First, as is the case with many members of this “cow parsley” plant family, you have to mimic nature and sow seeds promptly, when fresh. Allot them a specific site, rather than just cast them around, so you can monitor their presence. Second, on germination, the double or triple seed leaves bear no relation to the rather coarser adult leaves of the plant and appear to die off completely during their first summer.

This is the point at which you may lose heart and even plant something else in their stead. However, if undisturbed, the tiny dormant plants will put in an appearance the following spring, producing bold, shiny leaves not unlike celery, growing extremely rapidly to around 16in (40cm) and flowering in May/June before setting masses of black seed.

So where do you start? Single, eye-catching plants are often sold at fairs and gardener gatherings in late spring. Pounce on one or two, enjoy the flowers and let them go to seed (to start the process described above). Or carry an old envelope in your glove compartment and beg some seed from a successful Smyrnophile (who’s bound to have plenty to spare), head home and sow straight away.

Snake’s head fritillaries

These little native fritillaries, with their delicately patterned nodding flowers, grow from bulbs that are most often planted in September, along with other spring stars, such as alliums and daffodils, and they flower the following year in early to mid-April. They tolerate some shade, and thrive and multiply most rapidly by self-seeding in soil that is heavy and damp.

Although they make pretty front-of-border plants, they look best growing en masse in grass that doesn’t have to be cut in early spring and can be left un-mowed until at least late July or August. Recognisable seedlings produce two leaves in their first year, and may flower in their second or third.

If you are impatient and/or gardening on a small scale (and little self-seeding patches do look quite enchanting if you can spare a lawn-corner somewhere), you could buy a few pots of flowering bulbs around now, plant them in short turf that does not dry out too drastically in the summer and allow them to just set seed and get on with it, adding more bulbs in September.

Pruning overgrown pieris

You certainly can prune your pieris.
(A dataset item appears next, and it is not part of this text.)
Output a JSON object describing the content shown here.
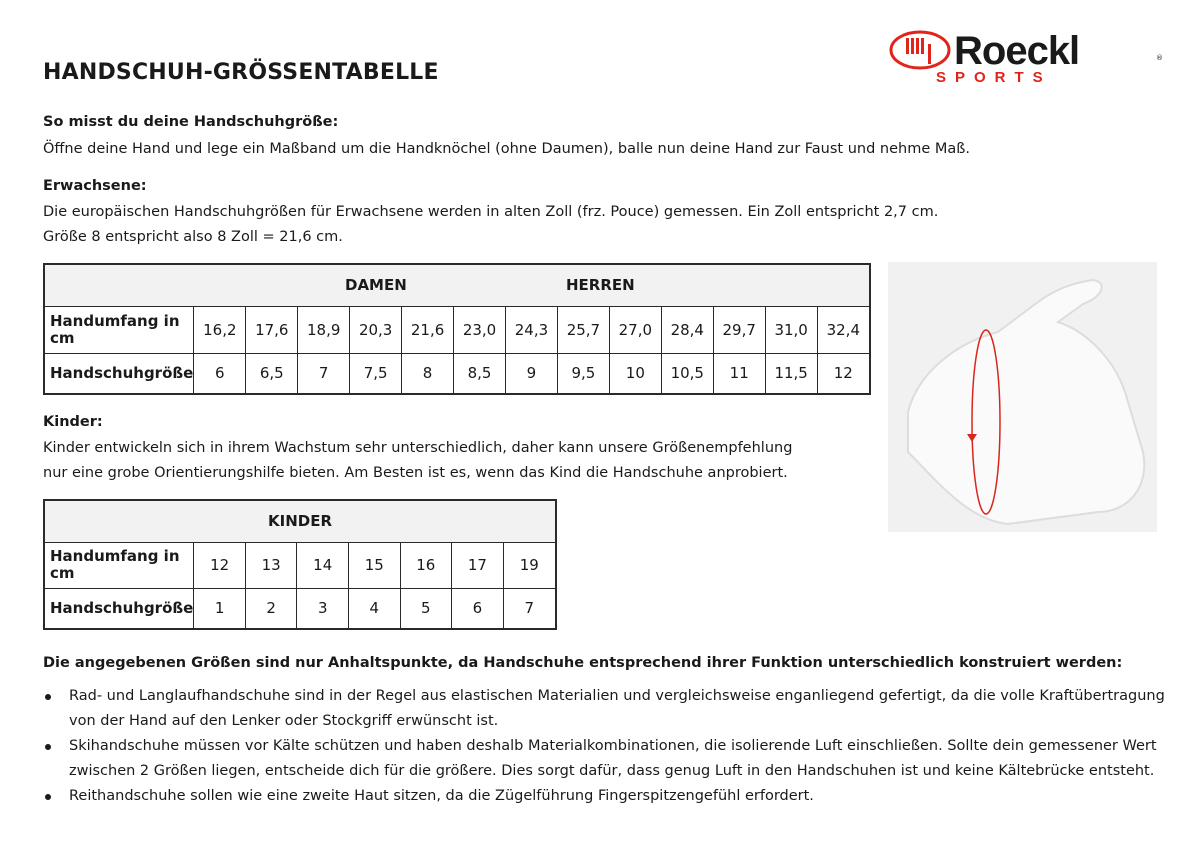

Like other spring-flowering woodland evergreens such as camellias and rhododendrons, pieris can be cut back immediately after flowering. Your shrubs will then, in theory, flower on the new growth they make subsequently, but very possibly (depending on the variety and on how radical you were with your pruning saw) not for a couple of years.

You don’t say quite enough about these shrubs. Are they forms of P. formosa (the largest) or the slightly smaller P. japonica? Did you cram them into too small a space when you acquired them (in which case they are probably quite young, and could be moved rather than pruned) or are they ancient whoppers on which the whole garden depends for structure? Or have you one of each?

Either way, I advise you to be cautious: both species are quite slow-growing, and depending on their age and situation, may not recover quickly – and pruning these woodlanders hard is not something you want to be doing very often or they will rarely flower well. But if prune them you must, perhaps cut one back quite hard this year and see how it responds before handing out any stern treatment to the other.